BkTree::~BkTree() { 
    if( m_root ) 
        delete m_root; 
}

BkTree::Node::Node(std::string x, size_t dist) {
    m_item         = x;
    m_distToParent = dist;
    m_firstChild   = m_nextSibling = NULL;
}

BkTree::Node::~Node() {
    if( m_firstChild ) 
        delete m_firstChild;
    if( m_nextSibling ) 
        delete m_nextSibling;
}

void BkTree::insert(std::string m_item) {
    if( !m_root ){
        m_size = 1;
        m_root = new Node(m_item, -1);
        return;
    }
    Node *t = m_root;
    while( true ) {
        size_t d = EditDistance( t->m_item, m_item );
        if( !d ) 
            return;
        Node *ch = t->m_firstChild;
        while( ch ) {
            if( ch->m_distToParent == d ) { 
                t = ch; 
                break; 
            }
            ch = ch->m_nextSibling;
        }
        if( !ch ) {
            Node *newChild = new Node(m_item, d);
            newChild->m_nextSibling = t->m_firstChild;
            t->m_firstChild = newChild;
            m_size++;
            break;
        }
    }
}

size_t BkTree::EditDistance( const std::string &left, const std::string &right ) {
    size_t asize = left.size();
    size_t bsize = right.size();
    std::vector<size_t> prevrow(bsize+1);
    std::vector<size_t> thisrow(bsize+1);

    for(size_t i = 0; i <= bsize; i++)
        prevrow[i] = i;

    for(size_t i = 1; i <= asize; i ++) {
        thisrow[0] = i;
        for(size_t j = 1; j <= bsize; j++) {
            thisrow[j] = std::min(prevrow[j-1] + size_t(left[i-1] != right[j-1]), 
                                  1 + std::min(prevrow[j],thisrow[j-1]) );
        }
        std::swap(thisrow,prevrow);
    }
    return prevrow[bsize];
}


void trim(std::string& input_str) {
      if(input_str.empty()) return;
      size_t startIndex = input_str.find_first_not_of(" ");
      size_t endIndex = input_str.find_last_not_of("\r\n");
      std::string temp_str = input_str;
      input_str.erase();
      input_str = temp_str.substr(startIndex, (endIndex-startIndex+ 1) );
}


int main( int argc, char **argv ) {
    BkTree *pDictionary = new BkTree();

    std::ifstream dictFile("D:\\dictionary.txt");

    Timer *t = new Timer("Time Taken to prepare Tree = ");
    std::string line;   
    if (dictFile.is_open()) {
        while (! dictFile.eof() ) {
            std::getline (dictFile,line);
            trim(line);
            pDictionary->insert(line);
        }
        dictFile.close();
    }
    delete t;
    delete pDictionary;
    return 0;
}




class Timer {
public:
    Timer (const std::string &name = "undef");
    ~Timer (void);
private:
    std::string m_name;
    std::clock_t m_started;
protected:
};


Timer::Timer (const std::string &name) : m_name(name), m_started(clock()) {
}
Timer::~Timer (void) {
    double secs = static_cast<double>(std::clock() - m_started) / CLOCKS_PER_SEC;
    std::cout << m_name << ": " << secs << " secs." << std::endl;
}

Solution

  • You can reduce the time by eliminating the I/O. To test your algorithm, remove as many objects out of the equation that are not directly under the control of your program.

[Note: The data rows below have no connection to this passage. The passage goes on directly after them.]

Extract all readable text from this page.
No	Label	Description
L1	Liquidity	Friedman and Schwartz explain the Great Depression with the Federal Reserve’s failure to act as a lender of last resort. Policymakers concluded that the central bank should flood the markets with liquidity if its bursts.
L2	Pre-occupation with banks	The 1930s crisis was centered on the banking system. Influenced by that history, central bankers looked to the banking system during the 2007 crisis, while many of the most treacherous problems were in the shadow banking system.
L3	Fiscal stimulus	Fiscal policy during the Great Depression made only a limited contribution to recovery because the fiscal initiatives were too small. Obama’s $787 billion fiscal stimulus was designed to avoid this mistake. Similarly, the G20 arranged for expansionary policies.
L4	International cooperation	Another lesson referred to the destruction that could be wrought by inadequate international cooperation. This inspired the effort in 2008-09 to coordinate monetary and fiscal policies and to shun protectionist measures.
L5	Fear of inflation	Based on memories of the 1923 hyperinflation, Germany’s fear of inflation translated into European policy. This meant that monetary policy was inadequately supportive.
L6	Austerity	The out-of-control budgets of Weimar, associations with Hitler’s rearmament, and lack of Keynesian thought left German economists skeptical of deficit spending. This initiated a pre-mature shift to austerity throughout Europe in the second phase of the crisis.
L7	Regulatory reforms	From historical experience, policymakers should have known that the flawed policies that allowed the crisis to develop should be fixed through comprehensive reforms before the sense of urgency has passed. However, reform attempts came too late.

For example, the OS controls the I/O, it is out of your control. An array of constant text removes much OS involvement (the OS still may page the array depending on OS memory allocation).

    Next, most tree structures are data oriented. Their performance times depend on the data. Try three sets of data: sorted ascending, "random", and sorted descending. Note the times for each.

    Look at your loops and factor out any constants. Create temporary variables in loops for constant calculations in inner loops. Remove unnecessary operations.

    Lastly, if your program and algorithm is very robust, work on other projects. Optimize only if necessary.